The process that Claudia and the El Mazote community engaged in, also demonstrated the vital importance patience plays in an attempt to gather all viewpoints of all individuals in a community in order to give collective expression and execution of, an end product–in this case a memorial mural of vibrant rainbow colors sanctifying the 384 genocidal deaths of the women and children at the site of their mass grave.
Roberto Varea, who fled his native Argentina during its ‘dirty war’, demonstrated the need to document the silent voices of the immigrant, in this case the plight of the undocumented in search of work, who cross the border from Mexico to the US (much of which at one time formed parts of their ancestral homeland). In the case of California, where Roberto is currently based and I once lived, without the underpaid neo-slave labor of the undocumented workers, the seasonal produce of the Central Valley fields of plenty would rot; the hi-tech offices in Silicon Valley and Hollywood would not be nightly cleaned; the garbage on the streets and refuse from residences would not be collected.1
Himself an immigrant, Roberto talked about being the ‘other’ whether living in the US or when visiting his native land. And, although light complected, he is regarded as a person of color in California. In the US he has joined other hyphenated residents who live a schizophrenic existence with regard to their citizenship. But as Roberto reminded me he may be the other but the other is part of me–one more conundrum for me to ponder.
Roberto emphasized that community art resides at the demarcation point of transition from the old to the new. It gives voice to those who are seeking economic change and social justice. Community art provides a means of giving this yearning a voice that expresses the underlying unrest with the status quo. Community art also provides a means of nonviolent resistance to social injustice.
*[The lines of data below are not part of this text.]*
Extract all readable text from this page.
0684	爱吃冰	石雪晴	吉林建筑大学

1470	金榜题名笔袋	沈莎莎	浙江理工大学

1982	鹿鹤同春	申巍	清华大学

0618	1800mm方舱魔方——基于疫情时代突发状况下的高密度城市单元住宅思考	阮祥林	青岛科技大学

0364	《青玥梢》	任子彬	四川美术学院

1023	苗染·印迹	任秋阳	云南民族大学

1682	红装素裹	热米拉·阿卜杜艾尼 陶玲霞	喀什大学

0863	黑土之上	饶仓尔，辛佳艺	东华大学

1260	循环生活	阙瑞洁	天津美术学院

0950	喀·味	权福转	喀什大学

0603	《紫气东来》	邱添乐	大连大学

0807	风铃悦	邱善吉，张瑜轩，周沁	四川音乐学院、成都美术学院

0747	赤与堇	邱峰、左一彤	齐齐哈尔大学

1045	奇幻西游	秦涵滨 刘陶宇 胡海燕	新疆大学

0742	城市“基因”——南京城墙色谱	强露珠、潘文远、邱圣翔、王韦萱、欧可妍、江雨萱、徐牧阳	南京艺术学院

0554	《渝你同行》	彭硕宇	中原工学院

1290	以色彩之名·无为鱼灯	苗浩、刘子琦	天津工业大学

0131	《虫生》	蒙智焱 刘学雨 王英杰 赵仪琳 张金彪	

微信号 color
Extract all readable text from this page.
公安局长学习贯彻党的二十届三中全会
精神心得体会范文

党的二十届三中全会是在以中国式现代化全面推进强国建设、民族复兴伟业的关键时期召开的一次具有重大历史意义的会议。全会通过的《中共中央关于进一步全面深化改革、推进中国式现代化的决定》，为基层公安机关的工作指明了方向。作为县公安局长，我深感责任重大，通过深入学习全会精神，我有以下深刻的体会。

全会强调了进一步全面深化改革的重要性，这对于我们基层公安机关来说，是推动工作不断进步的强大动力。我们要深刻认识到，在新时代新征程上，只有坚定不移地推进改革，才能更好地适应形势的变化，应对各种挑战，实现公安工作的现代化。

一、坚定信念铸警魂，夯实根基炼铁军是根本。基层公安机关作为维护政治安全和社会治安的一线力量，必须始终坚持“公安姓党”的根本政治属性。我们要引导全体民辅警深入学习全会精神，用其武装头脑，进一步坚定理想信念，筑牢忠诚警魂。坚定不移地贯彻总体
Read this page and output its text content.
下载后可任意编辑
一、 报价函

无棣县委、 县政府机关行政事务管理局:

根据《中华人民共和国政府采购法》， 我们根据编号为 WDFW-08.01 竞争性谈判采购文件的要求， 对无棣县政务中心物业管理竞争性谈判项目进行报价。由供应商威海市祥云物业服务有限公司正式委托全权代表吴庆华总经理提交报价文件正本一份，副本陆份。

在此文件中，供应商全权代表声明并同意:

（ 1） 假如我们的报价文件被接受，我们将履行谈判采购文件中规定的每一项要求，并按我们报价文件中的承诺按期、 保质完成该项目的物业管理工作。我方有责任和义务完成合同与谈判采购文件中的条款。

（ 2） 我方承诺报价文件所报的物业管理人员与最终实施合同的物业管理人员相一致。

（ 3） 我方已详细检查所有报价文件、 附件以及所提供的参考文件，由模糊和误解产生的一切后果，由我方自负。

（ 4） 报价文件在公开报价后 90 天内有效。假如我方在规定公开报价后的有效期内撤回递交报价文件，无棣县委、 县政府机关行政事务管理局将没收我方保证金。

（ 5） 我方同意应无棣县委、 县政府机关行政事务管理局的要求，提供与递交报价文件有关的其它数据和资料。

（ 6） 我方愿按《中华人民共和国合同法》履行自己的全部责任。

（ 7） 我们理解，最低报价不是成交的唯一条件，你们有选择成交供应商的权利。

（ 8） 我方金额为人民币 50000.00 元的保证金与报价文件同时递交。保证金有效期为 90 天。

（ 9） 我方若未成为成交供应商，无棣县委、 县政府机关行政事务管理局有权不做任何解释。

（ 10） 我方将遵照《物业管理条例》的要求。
Regarding religious belief, Roberto commented that for the Latino's of Central and South America, the Catholic Church has been regarded as one segment of European colonization and foreign occupation. However, in the US, among both documented and undocumented immigrants from these same countries, the Church provides both religious solace and communal sustenance to those in cross-cultural limbo. An attempt to provide a voice for the voiceless in Central and South America was contained within the Liberation Theology movement led by Bishop Romero who was assassinated for implementing it and Pope, Benedict XVI, a.k.a. Joseph Ratzinger, bears responsibility for its suppression. However, on an informal level, liberation theology lives on in the actions of individual community-based priests and nuns.2
In a one-on-one conversation between Claudia, Roberto and myself, we discussed how difficult it is for those who are multi-language to convey thoughts and concepts with a universal voice. I, hindered with only English, find difficulty enough expressing myself in just the one language so don’t know how I would cope with finding meaning within two or more. However, as Roberto pointed out in his talk, a new dialect is emerging in the USA, ‘Spanglish’ which is providing minor linkages of communal expression between the two languages–Spanish and English. This was also the case with earlier Jewish Yiddish language immigrants. In both cases, Yiddish and Spanglish have enhanced the English language. Certainly I give evidence of both in my own use of language along with recently acquired words of Irish garnered while living here during the past six years.
In his presentation, Phil Mullen, an Irish community musician based in London, reminded us that given the right circumstances we also could become the person who justifies inhumane acts with the words, ‘I was only following orders’. This was aptly demonstrated by the experiment in which a subject suspended their moral conscience when ordered to do so by someone they perceived to be an ‘authority figure’. Furthermore, there are no innocent bystanders: we also aid and abet injustice when, in the words of Mumia Abu-Jamal, “ . . . a cause comes along and you know in your bones that it is just, yet refuse to defend it–at that moment you begin to die. And I have never seen so many corpses walking around talking about justice."
Or, as that perceptive cartoon character Pogo remarked, We have met the enemy and it is us. Or as Roberto reminds me, the evil I abhor in others also resides in me. All that it takes for this diabolical other to emerge is fear–fear of the unknown, fear of the other. However, as former U.S. President Franklin D. Roosevelt once stated, ‘The only thing we have to fear is fear itself’, a useful daily mantra in this age of fearful uncertainty.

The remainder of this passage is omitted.